Darek leaned in closer. His energy swirled with intensity and passion. “I don't know. Something will come up.” He reached out and placed his hand over hers. “We can figure it out together.”

This is from before, isn't it? I realized. This is from those six months I lost.

Slammed back into the moment, still hollow inside and drained of all energy, I saw this time Ali was putting her hand over mine.

“You look exhausted.” She said. “Are you sleeping okay?”

I wanted to say I still might be.

“Maybe it's time you put your happiness first for once.” I said. It wasn't really me talking. Even though I chose the words I know i didn't script them. “You're always thinking about everybody else before yourself, Ali. Perhaps it's time to change that and do what works for you.”

“Besides.” I smiled over at her. Despite the utter mental exhaustion, I still managed to radiate a reassuring warmth with that smile. “Honestly, I think you would be better off without him anyway.”

She smiled back and we continued walking. I didn't need to wait to find out how things would work out. I already knew because I had lived in the aftermath of them. Part of me felt dirty and manipulative, that part that still held fast to the delusion of normalcy I had maintained since first hearing Darek's voice.

Don’t lose hope. Zanark is more patient than Chameleon is wrathful. I can help you deal with the false angel.

“Huh?” I looked over hearing that but Ali didn't even seem to be paying attention to me. She was staring raptly into massage parlor storefront. I brushed the oddity aside and assumed I was hearing things.

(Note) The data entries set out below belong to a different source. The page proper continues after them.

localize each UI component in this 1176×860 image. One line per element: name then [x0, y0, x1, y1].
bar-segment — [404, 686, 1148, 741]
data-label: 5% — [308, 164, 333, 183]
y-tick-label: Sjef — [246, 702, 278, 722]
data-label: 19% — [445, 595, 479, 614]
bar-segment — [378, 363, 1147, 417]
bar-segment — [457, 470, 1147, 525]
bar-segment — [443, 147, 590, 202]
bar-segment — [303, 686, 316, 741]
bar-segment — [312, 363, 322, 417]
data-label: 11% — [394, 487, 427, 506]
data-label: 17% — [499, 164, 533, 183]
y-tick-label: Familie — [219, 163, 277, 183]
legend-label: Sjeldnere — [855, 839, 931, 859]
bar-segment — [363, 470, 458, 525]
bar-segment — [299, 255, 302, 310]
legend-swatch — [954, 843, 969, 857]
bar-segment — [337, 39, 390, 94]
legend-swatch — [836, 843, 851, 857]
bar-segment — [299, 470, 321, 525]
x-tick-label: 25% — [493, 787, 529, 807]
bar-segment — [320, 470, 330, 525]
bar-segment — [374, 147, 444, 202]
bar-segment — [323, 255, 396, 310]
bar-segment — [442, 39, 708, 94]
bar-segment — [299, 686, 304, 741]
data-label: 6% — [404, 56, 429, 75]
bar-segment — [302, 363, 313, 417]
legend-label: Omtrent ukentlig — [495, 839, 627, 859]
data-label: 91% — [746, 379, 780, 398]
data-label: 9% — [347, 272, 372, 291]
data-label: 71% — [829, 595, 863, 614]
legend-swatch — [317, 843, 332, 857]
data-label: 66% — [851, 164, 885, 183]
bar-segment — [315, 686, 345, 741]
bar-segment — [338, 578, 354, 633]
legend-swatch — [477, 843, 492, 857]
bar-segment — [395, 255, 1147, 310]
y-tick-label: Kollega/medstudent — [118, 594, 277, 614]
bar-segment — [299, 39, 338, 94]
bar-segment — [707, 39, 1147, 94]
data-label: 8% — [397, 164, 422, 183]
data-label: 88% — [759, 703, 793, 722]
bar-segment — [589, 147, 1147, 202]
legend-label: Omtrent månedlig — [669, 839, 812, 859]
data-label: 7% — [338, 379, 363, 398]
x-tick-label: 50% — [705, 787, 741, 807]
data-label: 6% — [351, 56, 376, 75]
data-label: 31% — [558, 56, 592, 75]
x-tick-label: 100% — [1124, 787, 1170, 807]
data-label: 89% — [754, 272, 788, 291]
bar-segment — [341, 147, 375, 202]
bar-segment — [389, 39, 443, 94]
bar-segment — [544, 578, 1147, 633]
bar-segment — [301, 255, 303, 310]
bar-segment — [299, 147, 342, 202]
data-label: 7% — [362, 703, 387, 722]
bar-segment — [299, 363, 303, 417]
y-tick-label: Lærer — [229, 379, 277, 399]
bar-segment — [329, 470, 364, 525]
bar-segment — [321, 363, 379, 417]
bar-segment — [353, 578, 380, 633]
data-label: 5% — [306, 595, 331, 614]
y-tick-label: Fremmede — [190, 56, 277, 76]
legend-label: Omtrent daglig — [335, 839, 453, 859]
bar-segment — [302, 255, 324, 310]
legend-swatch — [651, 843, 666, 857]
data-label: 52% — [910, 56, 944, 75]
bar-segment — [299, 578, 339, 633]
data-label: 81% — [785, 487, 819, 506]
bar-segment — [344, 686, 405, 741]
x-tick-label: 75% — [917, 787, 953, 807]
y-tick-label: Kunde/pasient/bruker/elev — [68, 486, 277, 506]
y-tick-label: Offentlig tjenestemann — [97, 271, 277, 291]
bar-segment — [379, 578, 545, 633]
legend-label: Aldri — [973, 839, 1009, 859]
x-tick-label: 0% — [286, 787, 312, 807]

We hung out for a bit longer. I kind of fell into autopilot. She prattled on about all sorts of drama between her and Rob and his family. I just tuned it out, mostly. There's no sense recounting irrelevant details on this blog. The entire rest of the day was a giant blur and I can't even remember falling asleep or anything besides vague impressions. The days are starting to blend together actively and I'm not sure if I could even tell you with any confidence how I got to and from the mall.

I just hope with all my heart that this wasn't a mistake.